Q An emergency room physician from one of the local hospitals called me about a patient of mine. I don’t take call at that hospital and told him to have the patient schedule an appointment with me. Now I’m being sued along with the ER physician, who says he informed me that the 72-year-old patient had a headache and vision loss. The lawsuit says I should have at least warned the ER physician about GCA. What was I required to do?

A You have no legal duty to provide assistance to a hospital when you are not on call for it. As an ophthalmologist, however, you know more about the risk of severe vision loss from GCA than an ER physician. To protect the patient, urge the ER physician to contact the on-call ophthalmologist to evaluate the patient. (The claim closed without a payment.)

Q I work in a practice that employs optometrists. One of them asked for my opinion about a 67-year-old patient who presented with vision loss, a headache, jaw pain, and scalp tenderness. The OD thought the patient had GCA. I agreed and told him to start steroids and provided the starting and maintenance dosages. The technician who was scribing made a mistake and wrote the prescription for 20 mg daily instead of four 20 mg tablets daily. Now I’m being sued for not taking over care of the patient from the OD and not adequately supervising the technician. What should I have done?

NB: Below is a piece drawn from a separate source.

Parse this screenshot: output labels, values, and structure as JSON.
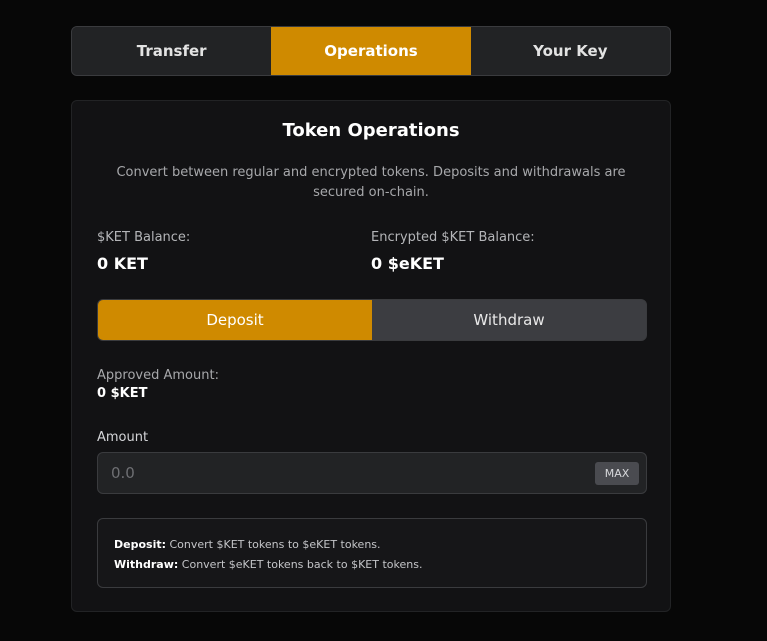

A Optometrists often perform the initial evaluation for patients in a group practice. However, when a patient has a serious, vision-threatening condition such as GCA that requires urgent treatment and careful coordination of care, an ophthalmologist should assume responsibility. Your practice’s written protocols should address this (see “Coordination of Care with Optometrists” at www.omic.com). This optometrist did not have the legal authority to prescribe systemic steroids. In addition, while your technician may know the names and dosages of the eye drops you normally prescribe, she is obviously not familiar with oral steroids. You should have written the prescription yourself and provided written instructions to the patient on how much to take each day and when to see her primary care physician (PCP). Finally, you should have conducted a formal hand-off with the PCP to clarify that the PCP would be responsible for ongoing management of the steroids. It is helpful to give the patient a referral note that explains the reason for the referral and when it should take place (available at www.omic.com/referral-note-for-patient/). (The claim settled for $350,000.)

Q A 76-year-old patient called our practice and spoke to my technician, who reported the conversation to me. I recall her telling me that the patient had pain in the back of his neck, so I instructed her to tell him to see his PCP. The lawsuit alleges that we were told that the pain was also in the temple area and accompanied by visual disturbances, and that given his age, I should have seen him right away. Am I expected to speak to each patient myself or review each note about phone calls?

A You obviously cannot talk to every patient who calls, so you need an efficient and effective way to share information. OMIC claims experience makes it clear that making medical decisions on the basis of the limited information obtained over the telephone is a risky, albeit necessary, aspect of ophthalmic practice. During the phone call, you and your staff need to gather the information necessary to assess the situation and determine the treatment plan, communicate the assessment and plan to the patient, and document the encounter and your decision-making process in the medical record. To ensure that you have the most accurate information, provide staff with a checklist of questions to ask and instruct them to document the answers. Review the contact form when you can give it adequate attention, and document the information you would like your staff to communicate to the patient. To assist you, OMIC developed a sample phone contact checklist and appointment scheduling guide called “Telephone Screening of Ophthalmic Problems” available at www.omic.com. Use this guide to develop written protocols for telephone screening and treatment that are specific to your patient population, subspecialty, and staff; train staff in the use of the protocols and verify competency; and willingly accept questions from staff members unsure of how to handle specific calls. (This claim settled for $200,000.)